A new insurance scheme was launched today for people infected with Hepatitis C or HIV through contaminated blood products.
The new scheme, first announced last year, will allow people to take out life insurance, mortgage protection and travel insurance.
It is understood around 3,300 people have initiated claims against the state over the infection – ultimately the bill is expected to hit €1.1bn.
Minister for Health, Mary Harney said the insurance scheme was an important measure in supporting victims.
“The infection of people with contaminated blood products was catastrophic for them,” the minister said.
“This new scheme is an important measure to provide further support to people diagnosed with Hepatitis C and HIV as a result of contaminated blood products being administered to them within the state.
“Since 1997, it has been clear that the inability of these people to buy life assurance or mortgage protection policies added further problems to the damage they had already suffered.”
The Lindsay Tribunal found about 250 people had been infected with HIV or hepatitis C as a result of contaminated blood products used for the treatment of haemophilia.
Separately, about 1,600 women were infected with the hepatitis C virus as a result of receiving contaminated anti-D blood products.
All these people have either been denied, or faced major difficulties securing insurance on mortgages, life policies or even travel cover.
The Health Service Executive said each policy will cost the average premium an uninfected person of the same age/gender pays.
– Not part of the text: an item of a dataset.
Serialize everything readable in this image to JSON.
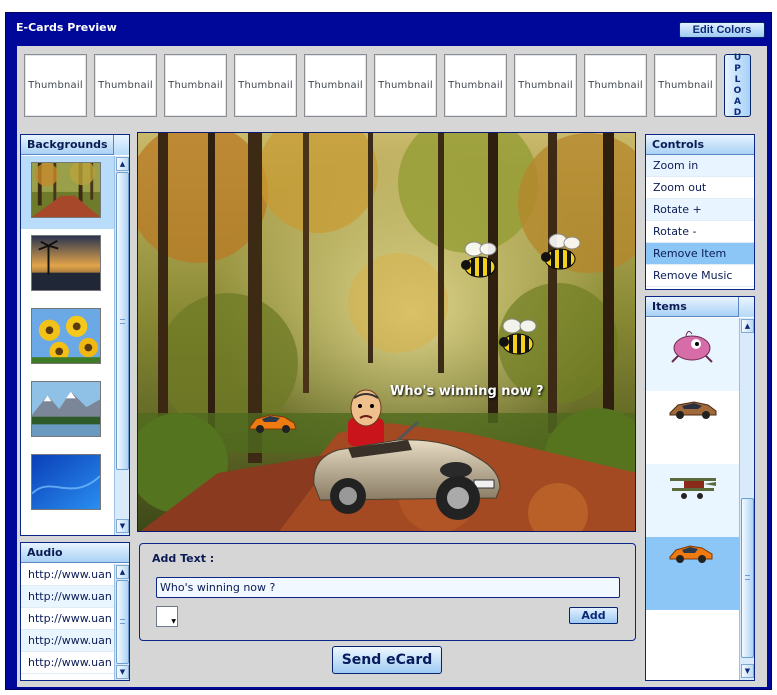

The new scheme will pay additional premiums levied or cover the additional risks that would otherwise prevent a policy being taken out.
Inability to get affordable insurance, or any insurance, has long been recognised as a barrier to normal living and working for those infected.
This scheme is the first of its kind anywhere.
“This scheme will have a very positive impact on the lives of those infected as it will ensure that they can take out life or mortgage insurance in much the same way as anybody else,” said John Dwyer, scheme administrator.
“This in effect means that they and their families will now have greater security and peace of mind into the future.”
The scheme runs for a 12-month open period after which applications for mortgage protection and life assurance will be subject to restrictions.